Neighbors awoke to “blood-curdling” screams and three gunshots; a Ring camera captured the chase.
Minutes later, 25-year-old Alyssa Rose Wiest lay face down on the sidewalk outside her Moorehead Avenue home in West Conshohocken, shot twice in the back and once in the head.
On Thursday, a Montgomery County jury found Michael J. Dutkiewicz, 27, guilty of first-degree murder for the May 18, 2025 killing, concluding he acted with specific intent to kill after Wiest ended their relationship, according to trial coverage by The Mercury.
Jurors — nine women and three men — returned the verdict after roughly a half hour of deliberations. First-degree murder carries a mandatory life sentence; Judge Wendy G. Rothstein imposed that punishment Thursday afternoon.
Dutkiewicz, of the 2300 block of Oakfield Road in Warrington, showed no visible reaction as the verdict was read, The Mercury reported.

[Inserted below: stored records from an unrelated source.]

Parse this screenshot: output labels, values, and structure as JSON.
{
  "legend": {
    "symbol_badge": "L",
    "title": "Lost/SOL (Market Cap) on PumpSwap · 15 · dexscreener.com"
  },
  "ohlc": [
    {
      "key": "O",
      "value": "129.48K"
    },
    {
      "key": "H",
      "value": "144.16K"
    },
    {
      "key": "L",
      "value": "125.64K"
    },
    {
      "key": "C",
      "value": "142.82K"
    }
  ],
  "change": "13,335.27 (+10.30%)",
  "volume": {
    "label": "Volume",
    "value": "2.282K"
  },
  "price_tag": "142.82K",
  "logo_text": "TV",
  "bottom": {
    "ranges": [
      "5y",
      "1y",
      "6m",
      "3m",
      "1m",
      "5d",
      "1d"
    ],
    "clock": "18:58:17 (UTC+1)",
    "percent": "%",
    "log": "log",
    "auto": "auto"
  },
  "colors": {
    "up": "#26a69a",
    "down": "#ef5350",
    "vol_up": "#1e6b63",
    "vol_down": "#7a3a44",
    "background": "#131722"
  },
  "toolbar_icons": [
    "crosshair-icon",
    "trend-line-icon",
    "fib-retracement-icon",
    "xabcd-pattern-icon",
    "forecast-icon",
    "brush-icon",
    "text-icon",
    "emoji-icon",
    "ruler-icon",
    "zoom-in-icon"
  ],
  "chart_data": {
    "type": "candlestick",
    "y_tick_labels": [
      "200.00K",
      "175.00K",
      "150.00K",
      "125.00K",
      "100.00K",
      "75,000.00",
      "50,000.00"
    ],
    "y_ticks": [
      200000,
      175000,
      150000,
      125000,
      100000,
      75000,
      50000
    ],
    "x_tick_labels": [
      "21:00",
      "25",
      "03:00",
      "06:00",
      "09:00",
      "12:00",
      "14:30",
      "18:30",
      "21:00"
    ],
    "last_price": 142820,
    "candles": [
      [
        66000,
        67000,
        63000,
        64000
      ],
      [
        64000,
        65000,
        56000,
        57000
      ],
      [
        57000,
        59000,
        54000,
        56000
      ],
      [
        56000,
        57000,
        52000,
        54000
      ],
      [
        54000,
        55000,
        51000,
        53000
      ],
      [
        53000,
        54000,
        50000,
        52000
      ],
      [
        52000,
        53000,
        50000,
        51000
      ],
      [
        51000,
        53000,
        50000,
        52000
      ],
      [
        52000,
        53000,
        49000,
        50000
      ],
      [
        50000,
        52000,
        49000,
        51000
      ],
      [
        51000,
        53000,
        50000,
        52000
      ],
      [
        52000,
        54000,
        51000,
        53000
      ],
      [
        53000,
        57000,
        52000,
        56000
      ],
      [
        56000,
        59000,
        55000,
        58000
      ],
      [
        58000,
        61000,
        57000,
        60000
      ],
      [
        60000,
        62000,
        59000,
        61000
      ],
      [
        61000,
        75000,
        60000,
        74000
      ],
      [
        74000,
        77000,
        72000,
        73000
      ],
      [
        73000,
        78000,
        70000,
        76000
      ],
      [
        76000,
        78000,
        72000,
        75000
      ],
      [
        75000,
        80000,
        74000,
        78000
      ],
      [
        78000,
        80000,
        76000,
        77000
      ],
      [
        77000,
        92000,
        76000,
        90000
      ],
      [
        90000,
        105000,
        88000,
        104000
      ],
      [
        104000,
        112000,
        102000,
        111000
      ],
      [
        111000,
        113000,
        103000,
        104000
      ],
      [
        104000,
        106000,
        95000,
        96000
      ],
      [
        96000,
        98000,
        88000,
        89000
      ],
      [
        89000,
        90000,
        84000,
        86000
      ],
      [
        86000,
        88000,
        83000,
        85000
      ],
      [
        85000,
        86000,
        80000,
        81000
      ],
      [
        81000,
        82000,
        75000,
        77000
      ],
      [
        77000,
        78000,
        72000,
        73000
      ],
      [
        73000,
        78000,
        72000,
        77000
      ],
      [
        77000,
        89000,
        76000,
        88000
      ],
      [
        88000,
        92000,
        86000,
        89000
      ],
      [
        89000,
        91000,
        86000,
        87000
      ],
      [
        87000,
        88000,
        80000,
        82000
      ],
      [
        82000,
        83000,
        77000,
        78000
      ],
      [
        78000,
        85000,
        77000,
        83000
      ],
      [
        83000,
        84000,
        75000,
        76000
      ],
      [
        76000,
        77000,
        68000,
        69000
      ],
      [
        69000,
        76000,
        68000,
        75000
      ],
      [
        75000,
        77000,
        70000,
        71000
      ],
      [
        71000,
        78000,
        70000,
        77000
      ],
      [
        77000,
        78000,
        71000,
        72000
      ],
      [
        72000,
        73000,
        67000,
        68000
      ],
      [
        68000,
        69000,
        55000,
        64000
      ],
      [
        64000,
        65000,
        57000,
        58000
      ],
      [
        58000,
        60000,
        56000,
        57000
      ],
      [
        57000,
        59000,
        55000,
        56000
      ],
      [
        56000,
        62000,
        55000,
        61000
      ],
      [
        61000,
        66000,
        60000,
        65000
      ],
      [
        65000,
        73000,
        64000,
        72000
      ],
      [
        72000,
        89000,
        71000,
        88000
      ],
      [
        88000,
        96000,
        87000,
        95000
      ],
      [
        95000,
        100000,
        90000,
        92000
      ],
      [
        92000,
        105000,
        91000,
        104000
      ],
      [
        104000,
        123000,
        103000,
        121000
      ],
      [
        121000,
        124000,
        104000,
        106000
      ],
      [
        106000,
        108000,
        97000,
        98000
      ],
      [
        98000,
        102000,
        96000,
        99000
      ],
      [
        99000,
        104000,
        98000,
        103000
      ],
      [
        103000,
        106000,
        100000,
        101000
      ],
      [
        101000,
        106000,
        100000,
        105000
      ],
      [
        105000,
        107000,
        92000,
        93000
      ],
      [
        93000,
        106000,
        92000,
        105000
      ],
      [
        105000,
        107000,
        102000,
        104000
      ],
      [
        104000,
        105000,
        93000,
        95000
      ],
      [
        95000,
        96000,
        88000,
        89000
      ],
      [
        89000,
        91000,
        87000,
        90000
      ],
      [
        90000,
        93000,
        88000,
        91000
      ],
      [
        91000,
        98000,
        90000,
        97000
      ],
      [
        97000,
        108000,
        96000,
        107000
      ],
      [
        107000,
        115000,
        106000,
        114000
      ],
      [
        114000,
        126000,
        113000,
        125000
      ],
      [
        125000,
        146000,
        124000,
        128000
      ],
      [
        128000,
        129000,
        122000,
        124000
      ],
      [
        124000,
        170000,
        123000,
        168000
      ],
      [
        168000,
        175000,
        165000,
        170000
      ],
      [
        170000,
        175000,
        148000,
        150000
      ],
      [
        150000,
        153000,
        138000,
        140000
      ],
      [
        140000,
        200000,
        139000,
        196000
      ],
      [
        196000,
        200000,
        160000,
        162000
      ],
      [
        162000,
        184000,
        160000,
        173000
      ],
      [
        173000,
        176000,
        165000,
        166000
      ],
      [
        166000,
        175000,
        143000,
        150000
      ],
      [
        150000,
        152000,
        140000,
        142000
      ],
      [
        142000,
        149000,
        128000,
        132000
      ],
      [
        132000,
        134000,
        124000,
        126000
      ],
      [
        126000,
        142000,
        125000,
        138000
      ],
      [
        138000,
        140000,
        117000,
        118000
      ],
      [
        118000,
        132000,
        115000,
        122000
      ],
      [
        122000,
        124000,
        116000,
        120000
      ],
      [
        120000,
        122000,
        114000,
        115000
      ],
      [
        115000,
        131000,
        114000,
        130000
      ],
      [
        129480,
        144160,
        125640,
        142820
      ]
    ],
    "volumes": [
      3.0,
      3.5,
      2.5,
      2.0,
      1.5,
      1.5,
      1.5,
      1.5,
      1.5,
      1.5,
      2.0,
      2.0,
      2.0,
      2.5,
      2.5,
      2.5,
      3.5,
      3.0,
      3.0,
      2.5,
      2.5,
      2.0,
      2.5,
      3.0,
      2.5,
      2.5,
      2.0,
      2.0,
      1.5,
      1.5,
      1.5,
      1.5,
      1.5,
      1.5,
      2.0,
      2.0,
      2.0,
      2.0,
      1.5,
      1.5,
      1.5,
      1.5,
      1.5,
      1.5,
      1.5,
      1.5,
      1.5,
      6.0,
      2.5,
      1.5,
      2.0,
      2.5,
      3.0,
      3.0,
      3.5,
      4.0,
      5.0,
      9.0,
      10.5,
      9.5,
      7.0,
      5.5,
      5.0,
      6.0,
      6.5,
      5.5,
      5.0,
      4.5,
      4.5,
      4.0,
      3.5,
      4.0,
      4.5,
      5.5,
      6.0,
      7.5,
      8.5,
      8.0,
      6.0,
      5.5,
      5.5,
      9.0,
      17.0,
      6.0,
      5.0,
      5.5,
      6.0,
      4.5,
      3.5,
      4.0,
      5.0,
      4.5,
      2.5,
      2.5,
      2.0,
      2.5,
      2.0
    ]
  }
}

Prosecutors argued that Dutkiewicz retrieved Wiest’s Ruger .38-caliber revolver from a TV stand, used his phone to pull up an online how-to video on loading and firing a revolver, and shot Wiest within minutes of her telling him to leave.
Jurors saw Ring footage of Wiest sprinting from her home, screaming, with Dutkiewicz following, gun in hand; audio recorded two shots outside that prosecutors said struck her in the back, a pause, then a final round to her head as she lay on the sidewalk, according to the article.
Detectives recovered five projectiles in and around the home and later found the revolver — its cylinder holding five spent casings — in a toolbox at a family property in North Wildwood, N.J., according to testimony summarized by The Mercury. License-plate readers traced Dutkiewicz’s Ford F-150 away from the scene minutes after the shots, police said.
Defense attorney Timothy Woodward urged jurors to convict on third-degree murder, arguing a sudden breakup and alcohol pushed Dutkiewicz into a rage that “replaced reason” after the pair had been out drinking in Ambler. The jury rejected that claim.
After the verdict, District Attorney Kevin Steele called the killing “a terrible incident of relationship-based violence,” noting the decision came during Domestic Violence Awareness Month. Finnegan said Wiest —a microbiologist remembered by friends and family for her kindness s— left a void that the verdict could only partly address.
Thursday’s outcome follows the case’s move to county court last summer; as we previously reported in June, Dutkiewicz waived his preliminary hearing on counts including first- and third-degree murder and possessing an instrument of crime, and was held without bail pending trial.
He later surrendered to police roughly 12 hours after the shooting.